The use of deadly force must be necessary—not immediately necessary.
State v. Reis (ICA February 27, 2025)
Background. Brandon Reis was on trial for attempted murder in
the second degree. At trial, he argued he acted in self-defense. The trial
court instructed the jury about the use of lethal force in self-defense by
tracking the pattern jury instruction:
The use of deadly force upon
or toward another person is justified if the defendant reasonably believes that
deadly force is immediately necessary to protect himself on the present
occasion against death or serious bodily injury or kidnapping. The
reasonableness of the defendants’ belief that the use of deadly force was immediately
necessary shall be determined from the viewpoint of a reasonable person in
the defendant’s position under the circumstances of which the defendant was
aware or as the defendant reasonably believed them to be when the deadly force
was used.
The jury found Reis guilty as charged. He
appealed.
The jury was incorrectly instructed that the
defendant must believe deadly force was “immediately” necessary. The sole issue came down
to the jury instruction. The jury was told that Reis’s belief in using deadly
force had to be “immediately necessary.” But “[t]he use of deadly force is
justifiable . . . if the actor believes that deadly force is necessary to
protect himself against death, serious bodily injury, kidnapping, rape, or
forcible sodomy.” HRS § 703-304(2). The use of non-lethal force needs to be “immediately
necessary.” HRS § 703-304(1).
The Hawaii Supreme Court noted the problematic
jury instruction in In re: DM, 152 Hawai'i 469, 477 n. 13, 526 P.3d 446,
454 n. 13 (2023). But that was dictum.
The ICA held that the self-defense instruction
here misstates the plain language in HRS § 703-304(2) and was contrary to the legislative
intent. The ICA delved into the legislative history and noted that the House
Judiciary Committee back in 1975 explained that “[a]dding the requirements that
a person being attacked determine the immediacy of the need to use deadly force
presents [too] great a burden upon that person. Such a person is already forced
into a position of fear and apprehension that would make a reasoned determination
of immediacy impossible.” H. Stand. Cmm. Rep. No. 720, Hse. Journal at 1306-07 (1975).

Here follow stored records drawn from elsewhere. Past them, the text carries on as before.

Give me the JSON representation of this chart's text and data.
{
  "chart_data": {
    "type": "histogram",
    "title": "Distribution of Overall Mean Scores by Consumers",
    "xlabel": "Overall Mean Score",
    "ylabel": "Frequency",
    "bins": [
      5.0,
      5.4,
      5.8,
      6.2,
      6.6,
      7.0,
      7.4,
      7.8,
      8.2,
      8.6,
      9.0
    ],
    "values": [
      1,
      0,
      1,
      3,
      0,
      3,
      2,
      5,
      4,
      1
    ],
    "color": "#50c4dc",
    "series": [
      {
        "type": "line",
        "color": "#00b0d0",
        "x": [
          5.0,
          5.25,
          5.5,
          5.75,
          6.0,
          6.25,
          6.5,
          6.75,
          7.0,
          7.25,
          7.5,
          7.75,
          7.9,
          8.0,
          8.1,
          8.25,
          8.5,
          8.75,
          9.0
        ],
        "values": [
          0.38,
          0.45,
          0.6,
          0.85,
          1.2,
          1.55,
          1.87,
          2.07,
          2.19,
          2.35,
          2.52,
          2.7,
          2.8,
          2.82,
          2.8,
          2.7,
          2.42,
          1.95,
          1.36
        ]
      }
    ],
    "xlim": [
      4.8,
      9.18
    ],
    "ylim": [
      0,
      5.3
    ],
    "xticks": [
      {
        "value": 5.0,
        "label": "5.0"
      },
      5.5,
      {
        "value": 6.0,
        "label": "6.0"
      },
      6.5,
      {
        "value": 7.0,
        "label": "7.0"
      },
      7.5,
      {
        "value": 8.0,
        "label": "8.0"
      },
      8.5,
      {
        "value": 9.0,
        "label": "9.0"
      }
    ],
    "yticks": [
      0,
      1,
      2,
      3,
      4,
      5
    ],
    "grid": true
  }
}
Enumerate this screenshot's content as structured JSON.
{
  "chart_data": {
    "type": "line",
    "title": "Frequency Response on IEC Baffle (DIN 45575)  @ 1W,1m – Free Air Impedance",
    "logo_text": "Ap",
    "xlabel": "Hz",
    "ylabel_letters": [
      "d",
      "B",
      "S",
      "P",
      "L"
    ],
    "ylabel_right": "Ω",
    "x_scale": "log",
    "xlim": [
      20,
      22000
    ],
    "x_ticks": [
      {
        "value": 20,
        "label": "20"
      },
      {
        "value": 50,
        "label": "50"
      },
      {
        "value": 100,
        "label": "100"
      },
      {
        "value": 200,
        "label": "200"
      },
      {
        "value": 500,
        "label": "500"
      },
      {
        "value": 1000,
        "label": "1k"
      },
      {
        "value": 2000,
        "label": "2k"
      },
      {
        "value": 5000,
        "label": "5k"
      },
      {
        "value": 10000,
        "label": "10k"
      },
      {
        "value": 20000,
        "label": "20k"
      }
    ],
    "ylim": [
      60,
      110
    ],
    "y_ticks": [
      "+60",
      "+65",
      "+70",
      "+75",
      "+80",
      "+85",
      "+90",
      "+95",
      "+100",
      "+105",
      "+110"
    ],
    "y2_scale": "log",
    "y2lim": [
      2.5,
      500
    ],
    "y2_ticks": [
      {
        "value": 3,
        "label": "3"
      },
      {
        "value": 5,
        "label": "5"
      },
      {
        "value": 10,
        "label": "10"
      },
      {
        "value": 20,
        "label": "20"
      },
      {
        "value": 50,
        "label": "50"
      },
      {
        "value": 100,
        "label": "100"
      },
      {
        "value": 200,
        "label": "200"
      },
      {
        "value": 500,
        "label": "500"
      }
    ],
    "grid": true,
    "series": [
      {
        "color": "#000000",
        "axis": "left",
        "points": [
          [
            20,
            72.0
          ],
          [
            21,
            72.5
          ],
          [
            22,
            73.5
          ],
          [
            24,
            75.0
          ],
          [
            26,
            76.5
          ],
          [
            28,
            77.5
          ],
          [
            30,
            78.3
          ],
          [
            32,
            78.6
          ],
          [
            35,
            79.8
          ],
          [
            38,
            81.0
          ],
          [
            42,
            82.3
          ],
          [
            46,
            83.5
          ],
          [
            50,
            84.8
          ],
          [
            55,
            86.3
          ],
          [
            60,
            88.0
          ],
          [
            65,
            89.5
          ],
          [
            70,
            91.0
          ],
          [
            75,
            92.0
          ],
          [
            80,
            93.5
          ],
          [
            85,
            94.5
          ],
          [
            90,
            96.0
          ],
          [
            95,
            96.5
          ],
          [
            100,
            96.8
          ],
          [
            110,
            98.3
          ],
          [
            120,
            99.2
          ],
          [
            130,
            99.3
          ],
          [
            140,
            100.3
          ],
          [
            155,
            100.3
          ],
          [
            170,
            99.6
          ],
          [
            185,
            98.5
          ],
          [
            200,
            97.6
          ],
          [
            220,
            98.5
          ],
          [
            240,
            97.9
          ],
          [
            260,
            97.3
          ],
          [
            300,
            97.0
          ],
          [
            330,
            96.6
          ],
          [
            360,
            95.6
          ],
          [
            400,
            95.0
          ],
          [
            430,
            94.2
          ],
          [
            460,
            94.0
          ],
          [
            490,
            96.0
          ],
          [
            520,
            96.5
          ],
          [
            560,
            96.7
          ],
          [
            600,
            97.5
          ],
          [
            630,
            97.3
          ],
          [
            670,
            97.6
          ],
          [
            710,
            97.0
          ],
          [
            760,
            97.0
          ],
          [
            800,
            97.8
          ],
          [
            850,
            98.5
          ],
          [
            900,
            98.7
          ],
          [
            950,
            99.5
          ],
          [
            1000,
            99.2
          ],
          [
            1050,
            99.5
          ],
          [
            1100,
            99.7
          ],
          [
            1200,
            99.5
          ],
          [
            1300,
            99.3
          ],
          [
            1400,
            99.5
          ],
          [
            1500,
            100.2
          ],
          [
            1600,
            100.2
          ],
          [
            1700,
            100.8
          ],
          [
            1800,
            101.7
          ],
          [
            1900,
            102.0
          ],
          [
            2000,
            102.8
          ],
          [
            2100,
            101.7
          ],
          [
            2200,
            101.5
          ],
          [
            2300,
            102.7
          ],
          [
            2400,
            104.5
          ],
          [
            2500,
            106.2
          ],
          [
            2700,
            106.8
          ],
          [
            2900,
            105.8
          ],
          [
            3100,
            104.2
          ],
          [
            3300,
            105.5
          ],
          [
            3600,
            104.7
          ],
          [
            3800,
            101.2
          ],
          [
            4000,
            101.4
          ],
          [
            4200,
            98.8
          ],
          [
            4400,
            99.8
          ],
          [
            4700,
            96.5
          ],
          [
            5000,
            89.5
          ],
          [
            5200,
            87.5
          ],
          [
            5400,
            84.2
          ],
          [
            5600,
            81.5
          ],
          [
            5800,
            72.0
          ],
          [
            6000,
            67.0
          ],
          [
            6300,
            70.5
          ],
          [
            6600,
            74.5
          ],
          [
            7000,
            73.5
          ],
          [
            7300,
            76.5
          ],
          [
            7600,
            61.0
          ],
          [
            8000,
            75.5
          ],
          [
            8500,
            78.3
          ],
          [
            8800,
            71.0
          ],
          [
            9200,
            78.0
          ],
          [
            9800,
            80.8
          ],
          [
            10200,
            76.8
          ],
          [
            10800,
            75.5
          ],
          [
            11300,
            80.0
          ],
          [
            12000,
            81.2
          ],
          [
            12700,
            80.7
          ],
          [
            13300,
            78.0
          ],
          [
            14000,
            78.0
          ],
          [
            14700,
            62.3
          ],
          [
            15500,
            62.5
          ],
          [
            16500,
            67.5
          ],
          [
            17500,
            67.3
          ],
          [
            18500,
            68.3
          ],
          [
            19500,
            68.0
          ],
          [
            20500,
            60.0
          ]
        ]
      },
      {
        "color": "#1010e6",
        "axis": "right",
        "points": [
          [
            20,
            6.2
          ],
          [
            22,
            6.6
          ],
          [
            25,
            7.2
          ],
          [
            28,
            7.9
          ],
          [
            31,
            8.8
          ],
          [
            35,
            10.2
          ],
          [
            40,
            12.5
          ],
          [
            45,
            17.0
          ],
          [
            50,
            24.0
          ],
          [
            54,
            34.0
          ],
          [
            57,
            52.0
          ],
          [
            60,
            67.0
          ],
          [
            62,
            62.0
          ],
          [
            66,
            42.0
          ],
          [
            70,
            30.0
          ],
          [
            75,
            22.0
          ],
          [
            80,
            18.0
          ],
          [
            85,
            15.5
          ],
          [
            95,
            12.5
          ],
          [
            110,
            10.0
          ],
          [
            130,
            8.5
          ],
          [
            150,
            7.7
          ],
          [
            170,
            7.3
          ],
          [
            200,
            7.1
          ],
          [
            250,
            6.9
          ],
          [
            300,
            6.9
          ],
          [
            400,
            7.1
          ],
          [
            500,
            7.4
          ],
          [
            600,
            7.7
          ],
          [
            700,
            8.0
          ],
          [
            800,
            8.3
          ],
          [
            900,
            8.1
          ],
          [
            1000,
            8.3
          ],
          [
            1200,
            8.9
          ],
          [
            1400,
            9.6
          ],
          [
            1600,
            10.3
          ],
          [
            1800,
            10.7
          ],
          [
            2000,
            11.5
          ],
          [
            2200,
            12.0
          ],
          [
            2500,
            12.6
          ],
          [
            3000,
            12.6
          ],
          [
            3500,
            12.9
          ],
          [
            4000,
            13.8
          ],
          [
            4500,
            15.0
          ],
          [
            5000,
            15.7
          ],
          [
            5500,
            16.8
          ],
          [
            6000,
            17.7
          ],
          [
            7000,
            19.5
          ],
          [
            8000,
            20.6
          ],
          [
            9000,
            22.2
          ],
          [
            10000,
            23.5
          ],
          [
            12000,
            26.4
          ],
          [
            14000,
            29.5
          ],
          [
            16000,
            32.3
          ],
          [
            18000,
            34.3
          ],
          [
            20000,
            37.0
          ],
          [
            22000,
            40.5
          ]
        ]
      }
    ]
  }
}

The trial court, therefore, erred by telling
jurors that the belief in using deadly force had to be “immediately necessary.”
The error is not harmless. Having found an erroneous
instruction, the ICA moved on to determine if “there [was] a reasonable
possibility that the error contributed to the defendant’s conviction.” State
v. Nichols, 111 Hawai'i 327, 337, 141 P.3d 974, 984 (2006). The ICA
examined the evidence at trial and held that the jury could have found that
although Reis’s use of deadly force may not have been immediately necessary, it
could have been just necessary. And so the erroneous instruction was not a
harmless error.
The ICA vacated the case for a new trial.